In terms of recovery, our approach for all addictive processes is to stop the behavior and to find other ways of expressing and managing feelings. Another corner stone of our treatment is to help people rebuild their self worth and value themselves again. Without this extensive rebuilding of the individual there is little hope of recovery.
My biggest concern for the treatment of self harmers in this country, is the same concern I have for addicts. The services on offer have something to say about the physical process but little to offer in the most crucial part of treatment, the gentle rebuilding of the individuals. There are wonderful medications to help people withdraw from drugs and there are clever distraction techniques taught to self harmers to divert them away from the most extreme risks of their behavior but there seems also to be a chronic lack of care and support beyond that.

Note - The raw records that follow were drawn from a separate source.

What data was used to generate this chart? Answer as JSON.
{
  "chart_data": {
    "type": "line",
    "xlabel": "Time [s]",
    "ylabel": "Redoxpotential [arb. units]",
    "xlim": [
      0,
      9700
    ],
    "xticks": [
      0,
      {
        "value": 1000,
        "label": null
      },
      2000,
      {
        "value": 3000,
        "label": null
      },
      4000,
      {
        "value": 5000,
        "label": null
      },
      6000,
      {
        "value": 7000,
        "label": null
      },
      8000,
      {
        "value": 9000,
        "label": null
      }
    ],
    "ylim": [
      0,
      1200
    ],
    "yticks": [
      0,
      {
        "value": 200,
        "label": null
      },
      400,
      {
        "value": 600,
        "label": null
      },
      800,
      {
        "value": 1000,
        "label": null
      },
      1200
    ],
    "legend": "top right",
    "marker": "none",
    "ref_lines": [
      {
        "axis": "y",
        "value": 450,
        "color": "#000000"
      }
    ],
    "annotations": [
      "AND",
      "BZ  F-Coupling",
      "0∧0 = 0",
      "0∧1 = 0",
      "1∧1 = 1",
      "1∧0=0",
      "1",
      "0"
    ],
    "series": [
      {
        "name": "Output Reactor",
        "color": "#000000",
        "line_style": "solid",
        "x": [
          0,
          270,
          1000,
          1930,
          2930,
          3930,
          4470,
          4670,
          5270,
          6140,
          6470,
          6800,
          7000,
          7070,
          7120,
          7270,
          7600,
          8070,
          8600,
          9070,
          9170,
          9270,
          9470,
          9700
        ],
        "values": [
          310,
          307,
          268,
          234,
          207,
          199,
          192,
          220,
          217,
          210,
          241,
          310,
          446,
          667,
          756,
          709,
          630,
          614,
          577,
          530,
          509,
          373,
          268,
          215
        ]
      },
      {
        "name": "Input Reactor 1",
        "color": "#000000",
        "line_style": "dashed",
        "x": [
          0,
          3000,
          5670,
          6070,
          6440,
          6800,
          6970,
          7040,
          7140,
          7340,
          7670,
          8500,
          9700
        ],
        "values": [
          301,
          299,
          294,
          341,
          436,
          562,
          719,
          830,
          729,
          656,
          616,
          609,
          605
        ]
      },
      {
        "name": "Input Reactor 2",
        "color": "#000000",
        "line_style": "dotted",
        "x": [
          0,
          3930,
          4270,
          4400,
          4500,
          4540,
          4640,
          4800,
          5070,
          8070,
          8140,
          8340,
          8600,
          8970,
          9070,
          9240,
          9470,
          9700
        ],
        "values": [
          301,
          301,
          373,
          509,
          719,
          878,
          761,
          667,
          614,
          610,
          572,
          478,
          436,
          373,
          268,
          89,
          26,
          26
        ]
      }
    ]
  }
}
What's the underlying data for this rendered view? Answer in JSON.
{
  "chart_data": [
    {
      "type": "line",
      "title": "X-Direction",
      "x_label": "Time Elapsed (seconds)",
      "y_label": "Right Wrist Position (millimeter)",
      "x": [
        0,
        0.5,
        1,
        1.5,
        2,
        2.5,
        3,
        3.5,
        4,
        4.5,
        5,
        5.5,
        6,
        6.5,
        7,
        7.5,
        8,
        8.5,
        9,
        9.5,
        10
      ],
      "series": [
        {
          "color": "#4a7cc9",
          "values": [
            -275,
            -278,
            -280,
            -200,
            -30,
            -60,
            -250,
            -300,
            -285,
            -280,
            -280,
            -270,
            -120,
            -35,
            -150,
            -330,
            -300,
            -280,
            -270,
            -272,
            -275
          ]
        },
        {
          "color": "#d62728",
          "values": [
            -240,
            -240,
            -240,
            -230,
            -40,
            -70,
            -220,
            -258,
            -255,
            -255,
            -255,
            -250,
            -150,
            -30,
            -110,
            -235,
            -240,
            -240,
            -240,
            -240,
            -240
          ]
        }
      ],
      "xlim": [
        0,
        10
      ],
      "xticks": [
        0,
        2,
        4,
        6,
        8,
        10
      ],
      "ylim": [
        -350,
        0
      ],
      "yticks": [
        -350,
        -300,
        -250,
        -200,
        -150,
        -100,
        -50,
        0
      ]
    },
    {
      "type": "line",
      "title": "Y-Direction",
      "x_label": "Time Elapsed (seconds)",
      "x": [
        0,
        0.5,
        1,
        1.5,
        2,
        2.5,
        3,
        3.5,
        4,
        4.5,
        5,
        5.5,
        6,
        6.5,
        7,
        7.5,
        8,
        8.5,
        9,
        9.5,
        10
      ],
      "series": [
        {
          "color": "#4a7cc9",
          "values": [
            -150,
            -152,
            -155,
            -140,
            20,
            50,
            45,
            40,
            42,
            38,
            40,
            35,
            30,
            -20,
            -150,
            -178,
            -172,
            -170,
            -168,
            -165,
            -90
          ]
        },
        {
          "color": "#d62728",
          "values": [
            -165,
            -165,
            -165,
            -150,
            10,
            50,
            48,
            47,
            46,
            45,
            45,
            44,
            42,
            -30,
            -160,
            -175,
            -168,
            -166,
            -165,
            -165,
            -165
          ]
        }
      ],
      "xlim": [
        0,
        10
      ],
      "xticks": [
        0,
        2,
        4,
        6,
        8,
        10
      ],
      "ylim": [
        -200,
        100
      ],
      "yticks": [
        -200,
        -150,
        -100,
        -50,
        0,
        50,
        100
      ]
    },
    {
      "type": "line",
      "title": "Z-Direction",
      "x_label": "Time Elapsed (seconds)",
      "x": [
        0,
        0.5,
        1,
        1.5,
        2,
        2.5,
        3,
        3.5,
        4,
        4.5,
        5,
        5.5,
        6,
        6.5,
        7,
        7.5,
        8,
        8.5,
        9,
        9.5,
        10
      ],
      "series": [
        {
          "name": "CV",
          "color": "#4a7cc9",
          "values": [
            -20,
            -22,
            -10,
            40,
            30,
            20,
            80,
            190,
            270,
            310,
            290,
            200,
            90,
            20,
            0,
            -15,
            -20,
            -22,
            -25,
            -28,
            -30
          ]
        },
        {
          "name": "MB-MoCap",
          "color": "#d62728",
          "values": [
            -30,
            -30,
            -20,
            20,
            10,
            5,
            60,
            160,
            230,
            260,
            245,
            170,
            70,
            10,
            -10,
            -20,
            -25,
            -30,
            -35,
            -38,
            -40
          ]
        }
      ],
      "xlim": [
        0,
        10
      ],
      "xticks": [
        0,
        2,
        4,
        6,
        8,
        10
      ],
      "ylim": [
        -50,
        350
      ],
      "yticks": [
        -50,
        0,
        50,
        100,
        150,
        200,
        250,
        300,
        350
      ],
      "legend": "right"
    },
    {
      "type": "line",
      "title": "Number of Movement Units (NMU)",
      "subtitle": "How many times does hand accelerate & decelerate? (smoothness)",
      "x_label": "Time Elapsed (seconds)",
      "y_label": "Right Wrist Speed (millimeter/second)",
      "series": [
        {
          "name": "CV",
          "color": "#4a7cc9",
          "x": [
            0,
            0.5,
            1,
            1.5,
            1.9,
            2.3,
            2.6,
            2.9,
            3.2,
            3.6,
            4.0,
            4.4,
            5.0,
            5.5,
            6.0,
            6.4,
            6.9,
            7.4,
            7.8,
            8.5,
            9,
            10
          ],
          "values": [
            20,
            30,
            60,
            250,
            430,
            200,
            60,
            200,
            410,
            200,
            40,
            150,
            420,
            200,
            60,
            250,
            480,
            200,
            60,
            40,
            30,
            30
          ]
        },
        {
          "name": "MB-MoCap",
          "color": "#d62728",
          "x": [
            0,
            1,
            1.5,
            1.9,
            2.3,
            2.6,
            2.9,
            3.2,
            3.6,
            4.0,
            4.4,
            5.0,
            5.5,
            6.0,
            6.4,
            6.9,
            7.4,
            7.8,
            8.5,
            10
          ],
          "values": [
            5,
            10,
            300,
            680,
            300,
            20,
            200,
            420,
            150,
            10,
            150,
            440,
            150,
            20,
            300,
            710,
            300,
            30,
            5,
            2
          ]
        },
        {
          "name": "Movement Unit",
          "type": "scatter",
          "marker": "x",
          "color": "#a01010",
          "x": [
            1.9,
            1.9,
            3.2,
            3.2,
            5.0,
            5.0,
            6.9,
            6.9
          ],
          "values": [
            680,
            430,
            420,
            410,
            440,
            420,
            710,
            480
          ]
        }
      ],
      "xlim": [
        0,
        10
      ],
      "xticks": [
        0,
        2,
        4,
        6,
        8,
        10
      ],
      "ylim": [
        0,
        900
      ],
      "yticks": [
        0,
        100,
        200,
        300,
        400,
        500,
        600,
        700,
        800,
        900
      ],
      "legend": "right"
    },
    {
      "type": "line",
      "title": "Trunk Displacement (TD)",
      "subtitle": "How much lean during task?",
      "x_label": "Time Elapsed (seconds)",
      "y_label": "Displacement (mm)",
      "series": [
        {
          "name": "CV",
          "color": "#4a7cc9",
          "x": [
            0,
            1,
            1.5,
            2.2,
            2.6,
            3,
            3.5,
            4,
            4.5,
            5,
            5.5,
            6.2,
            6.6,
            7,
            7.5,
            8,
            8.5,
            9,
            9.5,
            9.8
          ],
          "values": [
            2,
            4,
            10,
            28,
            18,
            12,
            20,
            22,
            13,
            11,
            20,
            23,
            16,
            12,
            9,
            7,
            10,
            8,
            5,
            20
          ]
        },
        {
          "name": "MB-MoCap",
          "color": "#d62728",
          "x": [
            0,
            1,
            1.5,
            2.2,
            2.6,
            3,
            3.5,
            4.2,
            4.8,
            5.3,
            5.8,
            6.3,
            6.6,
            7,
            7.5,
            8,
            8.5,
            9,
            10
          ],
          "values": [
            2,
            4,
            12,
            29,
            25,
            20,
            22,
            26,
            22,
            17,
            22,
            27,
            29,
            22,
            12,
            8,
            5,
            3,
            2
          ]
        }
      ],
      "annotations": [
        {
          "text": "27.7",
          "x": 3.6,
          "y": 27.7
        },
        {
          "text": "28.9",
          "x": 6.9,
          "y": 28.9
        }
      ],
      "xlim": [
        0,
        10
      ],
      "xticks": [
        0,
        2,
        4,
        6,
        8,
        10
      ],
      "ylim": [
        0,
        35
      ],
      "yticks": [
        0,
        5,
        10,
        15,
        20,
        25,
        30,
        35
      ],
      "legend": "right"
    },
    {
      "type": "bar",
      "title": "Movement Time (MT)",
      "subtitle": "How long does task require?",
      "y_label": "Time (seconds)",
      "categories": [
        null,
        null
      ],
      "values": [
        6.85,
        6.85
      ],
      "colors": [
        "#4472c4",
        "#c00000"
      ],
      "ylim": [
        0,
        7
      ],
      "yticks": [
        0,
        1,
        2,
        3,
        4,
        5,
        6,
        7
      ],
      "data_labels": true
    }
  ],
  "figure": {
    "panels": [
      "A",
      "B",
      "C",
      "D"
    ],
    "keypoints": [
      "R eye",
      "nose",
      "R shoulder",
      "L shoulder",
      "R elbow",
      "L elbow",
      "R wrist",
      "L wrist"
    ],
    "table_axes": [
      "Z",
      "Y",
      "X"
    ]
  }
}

I realise there is a funding dilemma and so the focus of funding is on reducing the most life threatening aspects of all of these behaviors and I applaud the good work that is being done to this effect. However I remain extremely concerned that without managing more of the underlying issues that these people are presenting with then we are simply building up a growing body of individuals who will be revolving door patients in the future passing from department to department.
We want to offer an alternative. Treat the whole individual. Of course this is a lot more expensive in the short term, but the longer term gain is that we can hope to get people out of the system and back into happy and fulfilling lives. I am sure this benefits society more than enough to warrant the extra expense in the short term.